C’est une idée qui est de plus en plus répandue tant elle ne faut que présenter l’évidence, et qui nous est chère depuis bien plus d’une décennie. Nous la traduisions au travers de notre jargon (le “Système” étant la modernité, et le “déchaînement de la Matière” cette dynamique d’expansion avec ses conséquences funestes). Nous avions résumé ce schéma par l’équation ‘surpuissance = autodestruction’ (la surpuissance du Système engendrant son autodestruction). La première fois que nous avions exprimé, disons “officiellement” (c’est-à-dire avec référencement) cette idée était le 26 mai 2011, – à propos du Brésil et de la forêt amazonienne, où nous constations qu’un facteur de développement du Système engendrait une crise qui mettait en cause le Système, – mais peu importe ici, comme dans le texte d’ailleurs, la circonstance ; seul compte le processus :
« Bien entendu, l’histoire ne s’arrête pas là, comme c'est la règle aujourd’hui dans les cas de cette sorte. Le Système est maître et le Brésil qui lui est en bonne partie hostile s’y soumet ; mais cette soumission est telle qu’elle se place dans un contexte général qui n’est plus celui du triomphe du Système, mais celui de sa grande crise, dont on sait qu’elle passe principalement par l’acquisition sans fin d’une surpuissance qui alimente une impuissance à mesure, et accélère la contradiction interne du Système, sa tendance à l’autodestruction. Le Brésil cède, certes, mais le Système ne fera de cette victoire qu’un aliment de plus de sa propre crise. Un jour prochain, inéluctablement, nous atteindrons le cœur de la tragédie. »
Par conséquent, accord complet avec la présentation de Zhock. Ce que nous voudrions tout de même ajouter, c’est la nécessité d’introduire un facteur essentiel, qui est celui de la communication, – extension jusqu’à l’infini de leurs imaginations modernistes du système de la communication, – c’est-à-dire, dans la pratique opérationnelle, la mise en œuvre d’une formidable rapidité du processus qui n’a cessé de croître géométriquement et exponentiellement. Cela vaut pour la surpuissance, donc cela vaut pour l’autodestruction.
Ce facteur de la communication en formidable accélération est souvent laissé de côté par les penseurs actuels, comme s’il allait de soi et n’apportait rien de nouveau. Notre appréciation est différente.
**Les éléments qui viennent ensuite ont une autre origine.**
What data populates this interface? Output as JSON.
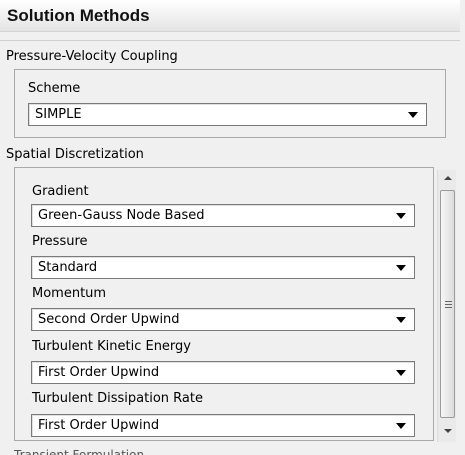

Une telle dynamique qui touche les psychologies et les esprits est d’une telle puissance que nous avons l’habitude de la placer en tête dans les éléments constitutifs de la puissance, et que nous pensons que ses caractères extraordinaires ont modifié sa nature, sinon son essence. Le système de la communication n’est plus moyen, il est créateur, même si nous ne savons pas encore précisément de quoi il est le créateur. Dans tous les cas, grâce à sa posture de Janus, il a contribué et contribue très largement, sinon presqu’exclusivement à la transmutation de la surpuissance du Système (de la modernité) en son autodestruction.
Nous avons déjà beaucoup glosé sur le “système de la communication”, et le “système de communication”, – comme ceci :
« … [L]e système de la communication se différencie décisivement du concept classique de “système de communication” par l’apparition d’une dimension créatrice en lui-même… Le “système de communication” étant un simple transmetteur de l’information sans aucune prétention à l’organisation et à la structuration de la connaissance tandis que le “système de la communication” est un transmutateur qui organise l’information de façon à susciter par cette activité la connaissance élaborée à quoi peuvent être utilisées ces informations :
» “Ainsi se trouve, je pense, suggérée la véritable définition du système de la communication (et la raison, jusqu’ici assez intuitive, pour laquelle j’ai tenu depuis quelques années à écrire “système de la communication” et non “système de communication”). La “communication” dans ce cas n’est pas un simple outil, elle est une matrice féconde. Le système de la communication n’est pas seulement un transmetteur, il est aussi et d’abord un transmutateur ; il ne fait pas que transmettre, il transmute ce qu’il transmet, et pour revenir à notre propos, il transmute les informations en “actes” en même temps qu’il les transmet, par la façon qu’il les transmet, par la dynamique qu’il y met, par la forme même qu’il donne au tout.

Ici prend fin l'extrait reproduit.